Ting Kuang, Shanghai Universities Key Laboratory of Marine Animal Taxonomy and Evolution
Luke Tornabene, University of Washington, Seattle
Jingyan Li, Shanghai Universities Key Laboratory of Marine Animal Taxonomy and Evolution
Jiamei Jiang, Shanghai Universities Key Laboratory of Marine Animal Taxonomy and Evolution
Prosanta Chakrabarty, Louisiana State University
John S. Sparks, American Museum of Natural History
Gavin J.P. Naylor, University of Florida
Chenhong Li, Shanghai Universities Key Laboratory of Marine Animal Taxonomy and Evolution

Abstract

© 2018 Elsevier Inc. The use of genome-scale data to infer phylogenetic relationships has gained in popularity in recent years due to the progress made in target-gene capture and sequencing techniques.

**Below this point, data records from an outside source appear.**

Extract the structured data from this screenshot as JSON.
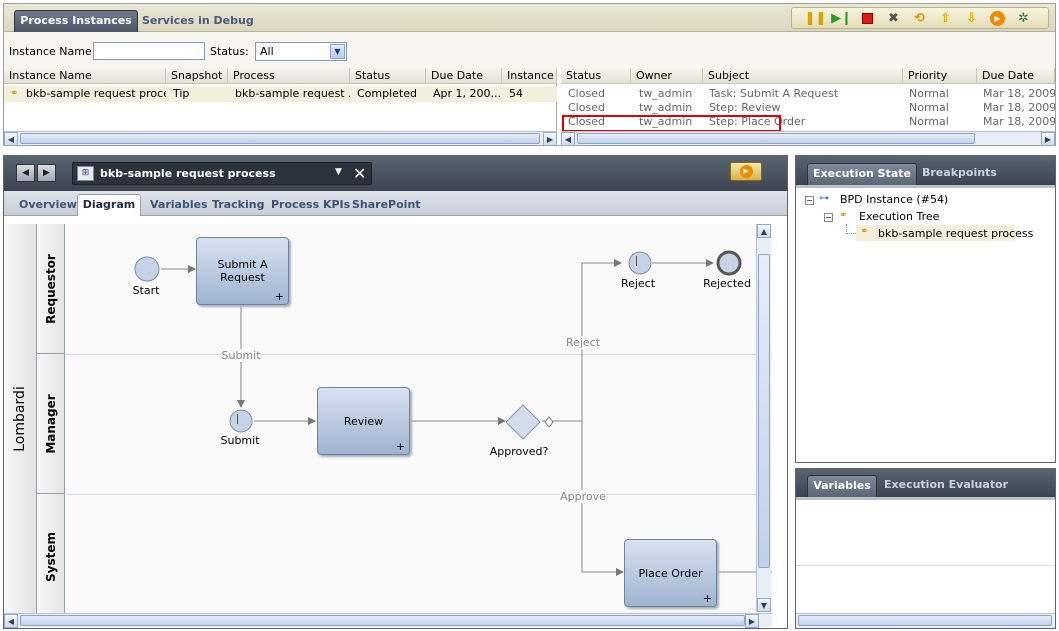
{
  "top_panel": {
    "tabs": [
      {
        "label": "Process Instances"
      },
      {
        "label": "Services in Debug"
      }
    ],
    "filter": {
      "instance_name_label": "Instance Name:",
      "instance_name_value": "",
      "status_label": "Status:",
      "status_value": "All"
    },
    "instances_table": {
      "columns": [
        "Instance Name",
        "Snapshot",
        "Process",
        "Status",
        "Due Date",
        "Instance I"
      ],
      "rows": [
        {
          "name": "bkb-sample request proce...",
          "snapshot": "Tip",
          "process": "bkb-sample request ...",
          "status": "Completed",
          "due": "Apr 1, 200...",
          "id": "54"
        }
      ]
    },
    "tasks_table": {
      "columns": [
        "Status",
        "Owner",
        "Subject",
        "Priority",
        "Due Date"
      ],
      "rows": [
        {
          "status": "Closed",
          "owner": "tw_admin",
          "subject": "Task: Submit A Request",
          "priority": "Normal",
          "due": "Mar 18, 2009"
        },
        {
          "status": "Closed",
          "owner": "tw_admin",
          "subject": "Step: Review",
          "priority": "Normal",
          "due": "Mar 18, 2009"
        },
        {
          "status": "Closed",
          "owner": "tw_admin",
          "subject": "Step: Place Order",
          "priority": "Normal",
          "due": "Mar 18, 2009"
        }
      ]
    },
    "toolbar_icons": [
      "pause-icon",
      "step-icon",
      "stop-icon",
      "close-icon",
      "refresh-icon",
      "arrow-up-icon",
      "arrow-down-icon",
      "run-icon",
      "debug-icon"
    ]
  },
  "process_panel": {
    "title": "bkb-sample request process",
    "tabs": [
      {
        "label": "Overview"
      },
      {
        "label": "Diagram"
      },
      {
        "label": "Variables"
      },
      {
        "label": "Tracking"
      },
      {
        "label": "Process KPIs"
      },
      {
        "label": "SharePoint"
      }
    ],
    "pool": "Lombardi",
    "lanes": [
      "Requestor",
      "Manager",
      "System"
    ],
    "nodes": {
      "start": "Start",
      "submit_task": "Submit A Request",
      "submit_event": "Submit",
      "review": "Review",
      "gateway": "Approved?",
      "reject_event": "Reject",
      "rejected_end": "Rejected",
      "place_order": "Place Order"
    },
    "flows": {
      "submit": "Submit",
      "reject": "Reject",
      "approve": "Approve"
    }
  },
  "execution_state": {
    "tabs": [
      {
        "label": "Execution State"
      },
      {
        "label": "Breakpoints"
      }
    ],
    "tree": {
      "bpd": "BPD Instance (#54)",
      "exec_tree": "Execution Tree",
      "process": "bkb-sample request process"
    }
  },
  "variables_panel": {
    "tabs": [
      {
        "label": "Variables"
      },
      {
        "label": "Execution Evaluator"
      }
    ]
  },
  "colors": {
    "accent": "#4b5666",
    "highlight": "#e00000",
    "selected_row": "#f2efdc"
  }
}
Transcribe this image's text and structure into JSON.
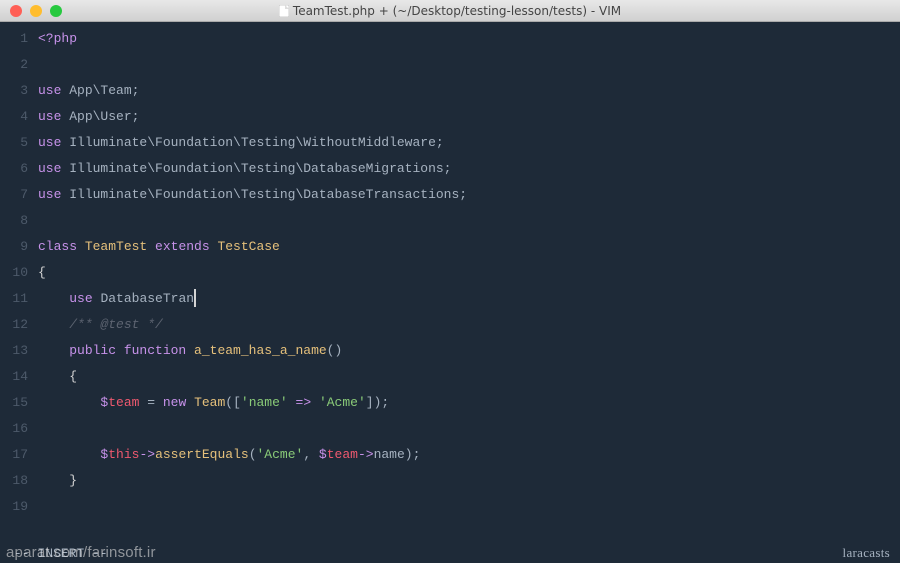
{
  "titlebar": {
    "title": "TeamTest.php + (~/Desktop/testing-lesson/tests) - VIM"
  },
  "lines": [
    {
      "n": "1",
      "tokens": [
        {
          "t": "tag",
          "v": "<?php"
        }
      ]
    },
    {
      "n": "2",
      "tokens": []
    },
    {
      "n": "3",
      "tokens": [
        {
          "t": "keyword",
          "v": "use "
        },
        {
          "t": "punct",
          "v": "App\\Team;"
        }
      ]
    },
    {
      "n": "4",
      "tokens": [
        {
          "t": "keyword",
          "v": "use "
        },
        {
          "t": "punct",
          "v": "App\\User;"
        }
      ]
    },
    {
      "n": "5",
      "tokens": [
        {
          "t": "keyword",
          "v": "use "
        },
        {
          "t": "punct",
          "v": "Illuminate\\Foundation\\Testing\\WithoutMiddleware;"
        }
      ]
    },
    {
      "n": "6",
      "tokens": [
        {
          "t": "keyword",
          "v": "use "
        },
        {
          "t": "punct",
          "v": "Illuminate\\Foundation\\Testing\\DatabaseMigrations;"
        }
      ]
    },
    {
      "n": "7",
      "tokens": [
        {
          "t": "keyword",
          "v": "use "
        },
        {
          "t": "punct",
          "v": "Illuminate\\Foundation\\Testing\\DatabaseTransactions;"
        }
      ]
    },
    {
      "n": "8",
      "tokens": []
    },
    {
      "n": "9",
      "tokens": [
        {
          "t": "keyword",
          "v": "class "
        },
        {
          "t": "classname",
          "v": "TeamTest"
        },
        {
          "t": "keyword",
          "v": " extends "
        },
        {
          "t": "classname",
          "v": "TestCase"
        }
      ]
    },
    {
      "n": "10",
      "tokens": [
        {
          "t": "brace",
          "v": "{"
        }
      ]
    },
    {
      "n": "11",
      "tokens": [
        {
          "t": "punct",
          "v": "    "
        },
        {
          "t": "keyword",
          "v": "use "
        },
        {
          "t": "punct",
          "v": "DatabaseTran"
        },
        {
          "t": "cursor",
          "v": ""
        }
      ]
    },
    {
      "n": "12",
      "tokens": [
        {
          "t": "punct",
          "v": "    "
        },
        {
          "t": "comment",
          "v": "/** @test */"
        }
      ]
    },
    {
      "n": "13",
      "tokens": [
        {
          "t": "punct",
          "v": "    "
        },
        {
          "t": "keyword",
          "v": "public "
        },
        {
          "t": "keyword",
          "v": "function "
        },
        {
          "t": "func",
          "v": "a_team_has_a_name"
        },
        {
          "t": "punct",
          "v": "()"
        }
      ]
    },
    {
      "n": "14",
      "tokens": [
        {
          "t": "punct",
          "v": "    "
        },
        {
          "t": "brace",
          "v": "{"
        }
      ]
    },
    {
      "n": "15",
      "tokens": [
        {
          "t": "punct",
          "v": "        "
        },
        {
          "t": "var-dollar",
          "v": "$"
        },
        {
          "t": "var",
          "v": "team"
        },
        {
          "t": "punct",
          "v": " = "
        },
        {
          "t": "keyword",
          "v": "new "
        },
        {
          "t": "classname",
          "v": "Team"
        },
        {
          "t": "punct",
          "v": "(["
        },
        {
          "t": "string",
          "v": "'name'"
        },
        {
          "t": "punct",
          "v": " "
        },
        {
          "t": "arrow",
          "v": "=>"
        },
        {
          "t": "punct",
          "v": " "
        },
        {
          "t": "string",
          "v": "'Acme'"
        },
        {
          "t": "punct",
          "v": "]);"
        }
      ]
    },
    {
      "n": "16",
      "tokens": []
    },
    {
      "n": "17",
      "tokens": [
        {
          "t": "punct",
          "v": "        "
        },
        {
          "t": "var-dollar",
          "v": "$"
        },
        {
          "t": "var",
          "v": "this"
        },
        {
          "t": "arrow",
          "v": "->"
        },
        {
          "t": "func",
          "v": "assertEquals"
        },
        {
          "t": "punct",
          "v": "("
        },
        {
          "t": "string",
          "v": "'Acme'"
        },
        {
          "t": "punct",
          "v": ", "
        },
        {
          "t": "var-dollar",
          "v": "$"
        },
        {
          "t": "var",
          "v": "team"
        },
        {
          "t": "arrow",
          "v": "->"
        },
        {
          "t": "punct",
          "v": "name);"
        }
      ]
    },
    {
      "n": "18",
      "tokens": [
        {
          "t": "punct",
          "v": "    "
        },
        {
          "t": "brace",
          "v": "}"
        }
      ]
    },
    {
      "n": "19",
      "tokens": []
    }
  ],
  "status": {
    "mode": "-- INSERT --",
    "brand": "laracasts"
  },
  "watermark": "aparat.com/farinsoft.ir"
}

Data filtering, the approach of excluding data inconsistent with the model from analyses, presumably could alleviate problems caused by systematic errors in phylogenetic inference. Different data filtering criteria, such as those based on evolutionary rate and molecular clocklikeness as well as others have been proposed for selecting useful phylogenetic markers, yet few studies have tested these criteria using phylogenomic data. We developed a novel set of single-copy nuclear coding markers to capture thousands of target genes in gobioid fishes, a species-rich lineages of vertebrates, and tested the effects of data-filtering methods based on substitution rate and molecular clocklikeness while attempting to control for the compounding effects of missing data and variation in locus length. We found that molecular clocklikeness was a better predictor than overall substitution rate for phylogenetic usefulness of molecular markers in our study. In addition, when the 100 best ranked loci for our predictors were concatenated and analyzed using maximum likelihood, or combined in a coalescent-based species-tree analysis, the resulting trees showed a well-resolved topology of Gobioidei that mostly agrees with previous studies. However, trees generated from the 100 least clocklike frequently recovered conflicting, and in some cases clearly erroneous topologies with strong support, thus indicating strong systematic biases in those datasets. Collectively these results suggest that data filtering has the potential improve the performance of phylogenetic inference when using both a concatenation approach as well as methods that rely on input from individual gene trees (i.e. coalescent species-tree approaches), which may be preferred in scenarios where incomplete lineage sorting is likely to be an issue.